Sábado, 21 de junio. 21:00 h
Eimsbüttel (Hamburgo)
Anna se sumergió en el lago tibio, oscuro y profundo de un sueño tranquilo. Cuando regresó a su apartamento desde el Präsidium, no esperaba poder dormir: se sentía exhausta, y las escenas de la velada con MacSwain le pasaban ante los ojos como secuencias dispares, como si cambiara los canales de televisión al azar. El cansancio había entorpecido los dedos de Anna y había hecho que sintiera los brazos y las piernas como si fueran de plomo mientras llevaba a cabo las tareas que se interponían entre ella y el sueño. Le había dado de comer a Mausi, su gato atigrado, se había desmaquillado y se había metido en la cama.
Cuando se despertó, eran casi las cinco de la tarde, y Mausi estaba sentado al pie de la cama, mirándola con arrogancia e indiferencia. Ya no sentía la pesadez en las extremidades, pero una franja de dolor se había instalado ahora en su cabeza mientras dormía. Se levantó y se tomó dos codeínas antes de sumergirse en un baño tibio. Yacía inmóvil, con una toallita sobre los ojos, y dejó que el agua que la envolvía le pusiera la carne de gallina. El silencio que reinaba en el lavabo era casi perfecto, roto tan sólo por el sonido del agua al moverse y por el momento en que gritó «¡Mausi!» en el tono más severo que pudo, y sin quitarse la toallita de los ojos, al oír ruido en la cocina.
Anna se examinó las yemas de los dedos, arrugadas y blanquecinas, y se levantó sin ganas de la bañera. Se secó el cuerpo y el pelo con la toalla y se dirigió a la cocina, donde vio a Mausi sentado en una esquina, con un aire de inusitada timidez.
—¿Qué has hecho, Spitzbube?
Anna miró la cocina en busca de las pruebas del crimen felino. Abrió de par en par la ventana de la cocina por la que Mausi accedía al pequeño balcón, y el gato salió de un brinco. Se encogió de hombros y fue a la nevera a por agua fría, que bebió a pequeños sorbos. Volvió a la habitación y acababa de vestirse cuando oyó que alguien llamaba a la puerta. Debía de ser algún vecino, porque los visitantes solían usar el portero electrónico. Antes de abrir la puerta, supo que sería Frau Kreuzer, la anciana que vivía en el piso de arriba. Como sabía a qué se dedicaba, la mujer solía ir a contarle historias sobre personajes sospechosos que había visto en el supermercado del barrio, en la biblioteca o merodeando por la calle del edificio. Anna siempre la escuchaba con paciencia, le ofrecía una taza de té verde y dejaba que desviara el tema de su supuesto interés por el bien comunitario hacia la cháchara y el cotilleo general. Era consciente de que las inquietudes de la anciana eran tan sólo una treta para crear un oasis de compañía en el desierto solitario de sus días, pero no le importaba. Sin embargo, hoy podría apañárselas sin aquella distracción. De hecho, a pesar de haber dormido durante tanto rato, al ir hacia la puerta se sintió muy mareada.
—Buenas tardes, Frau Kreuz… —empezó a decir Anna mientras abría la puerta. Le pareció que se le paraba el corazón y se le congelaba la voz al mismo tiempo al encontrarse el fuego verde y frío de la mirada de John MacSwain.
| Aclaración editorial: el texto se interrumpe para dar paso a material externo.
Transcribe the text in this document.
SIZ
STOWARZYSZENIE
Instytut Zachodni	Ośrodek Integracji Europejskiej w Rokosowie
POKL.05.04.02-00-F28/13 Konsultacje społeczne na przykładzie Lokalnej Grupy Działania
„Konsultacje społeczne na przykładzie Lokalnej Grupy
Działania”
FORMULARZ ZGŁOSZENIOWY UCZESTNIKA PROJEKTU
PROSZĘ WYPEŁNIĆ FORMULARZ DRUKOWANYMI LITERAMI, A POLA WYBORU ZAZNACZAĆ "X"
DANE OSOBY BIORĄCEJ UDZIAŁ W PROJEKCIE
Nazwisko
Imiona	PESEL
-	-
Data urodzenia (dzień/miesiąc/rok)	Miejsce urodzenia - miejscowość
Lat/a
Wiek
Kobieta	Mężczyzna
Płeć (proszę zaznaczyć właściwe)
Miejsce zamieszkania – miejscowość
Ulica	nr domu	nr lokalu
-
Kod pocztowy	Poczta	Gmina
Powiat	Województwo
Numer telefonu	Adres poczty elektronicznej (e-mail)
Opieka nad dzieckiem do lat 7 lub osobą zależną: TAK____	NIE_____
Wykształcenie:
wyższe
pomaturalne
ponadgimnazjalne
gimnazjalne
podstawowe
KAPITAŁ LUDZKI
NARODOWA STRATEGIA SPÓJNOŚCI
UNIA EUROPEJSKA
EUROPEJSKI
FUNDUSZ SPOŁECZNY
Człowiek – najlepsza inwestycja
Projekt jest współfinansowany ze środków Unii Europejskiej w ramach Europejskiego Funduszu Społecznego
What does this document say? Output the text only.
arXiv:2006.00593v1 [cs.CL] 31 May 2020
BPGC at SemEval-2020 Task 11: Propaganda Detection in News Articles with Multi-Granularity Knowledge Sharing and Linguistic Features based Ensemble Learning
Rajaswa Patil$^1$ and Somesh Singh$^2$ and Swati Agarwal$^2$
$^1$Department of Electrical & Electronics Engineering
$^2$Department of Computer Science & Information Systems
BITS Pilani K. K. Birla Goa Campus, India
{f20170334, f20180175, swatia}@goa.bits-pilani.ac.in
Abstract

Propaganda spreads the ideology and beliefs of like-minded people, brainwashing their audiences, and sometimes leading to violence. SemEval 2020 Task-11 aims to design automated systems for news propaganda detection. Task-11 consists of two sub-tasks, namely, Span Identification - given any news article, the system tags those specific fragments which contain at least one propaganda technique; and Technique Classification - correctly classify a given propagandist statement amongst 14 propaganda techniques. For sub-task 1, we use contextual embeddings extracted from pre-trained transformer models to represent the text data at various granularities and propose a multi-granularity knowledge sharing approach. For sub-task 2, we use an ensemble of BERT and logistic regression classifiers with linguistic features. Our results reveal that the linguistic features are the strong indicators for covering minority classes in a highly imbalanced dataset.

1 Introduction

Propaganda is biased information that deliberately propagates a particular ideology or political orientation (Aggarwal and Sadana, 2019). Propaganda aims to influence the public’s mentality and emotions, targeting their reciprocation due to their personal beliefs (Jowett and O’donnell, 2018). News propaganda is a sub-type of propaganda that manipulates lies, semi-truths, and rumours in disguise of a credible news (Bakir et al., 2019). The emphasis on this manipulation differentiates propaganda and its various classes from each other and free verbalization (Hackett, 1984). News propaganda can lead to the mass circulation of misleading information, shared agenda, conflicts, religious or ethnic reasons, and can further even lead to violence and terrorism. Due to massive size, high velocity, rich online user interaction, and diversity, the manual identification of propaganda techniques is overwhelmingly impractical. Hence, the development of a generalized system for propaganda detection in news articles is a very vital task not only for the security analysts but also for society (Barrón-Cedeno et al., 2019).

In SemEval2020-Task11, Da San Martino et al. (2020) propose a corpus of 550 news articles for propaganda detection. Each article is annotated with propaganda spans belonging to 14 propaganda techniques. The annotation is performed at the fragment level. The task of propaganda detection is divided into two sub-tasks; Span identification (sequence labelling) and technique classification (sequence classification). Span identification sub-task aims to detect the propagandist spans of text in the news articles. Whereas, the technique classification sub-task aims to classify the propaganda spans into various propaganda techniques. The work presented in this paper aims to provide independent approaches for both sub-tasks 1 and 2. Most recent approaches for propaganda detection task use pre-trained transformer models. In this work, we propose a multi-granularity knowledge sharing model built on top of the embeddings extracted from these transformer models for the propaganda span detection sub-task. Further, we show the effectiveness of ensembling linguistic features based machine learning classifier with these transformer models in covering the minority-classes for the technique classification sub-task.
—Hola, Anna —dijo MacSwain.
Anna parecía confundida. A modo de respuesta, MacSwain levantó las llaves y las hizo oscilar en su dedo índice. Anna se volvió. Al mover la cabeza, se mareó y se le nubló la vista. Buscó la SIG-Sauer de nueve milímetros que usaba en el trabajo y que había tirado, con funda y todo, sobre la mesa del recibidor de al lado de la puerta; pero ya no estaba. En ese instante ató cabos: los ruidos en la cocina, el agua, el nerviosismo del gato. Se volvió hacia MacSwain y tuvo que ladear la cabeza momentáneamente para poder verle bien la cara. No pudo evitar comparar su fría mirada verde con el desinterés que Mausi solía manifestar al mirarla. «Eso es —confirmó para sus adentros—: él no es humano». Eso era lo que había intentado explicarle a Fabel: que a MacSwain le faltaba un elemento esencial y decisivo para ser humano. Se tambaleó y fue a apoyarse en el canto del armario de la cocina, pero MacSwain se adelantó y la cogió por debajo de los brazos.
—Cuidado —dijo él, sin pretender ser solícito—. Creo que te irá bien beber un poco más de agua.
Mientras el preparado de droga que MacSwain había echado en el agua empezaba a nublar la conciencia de la chica, Anna se vio obligada a hablar.
—No me encuentro bien —dijo de modo que sólo él pudo oírla, y sin poder recordar por qué tenía que decirlo.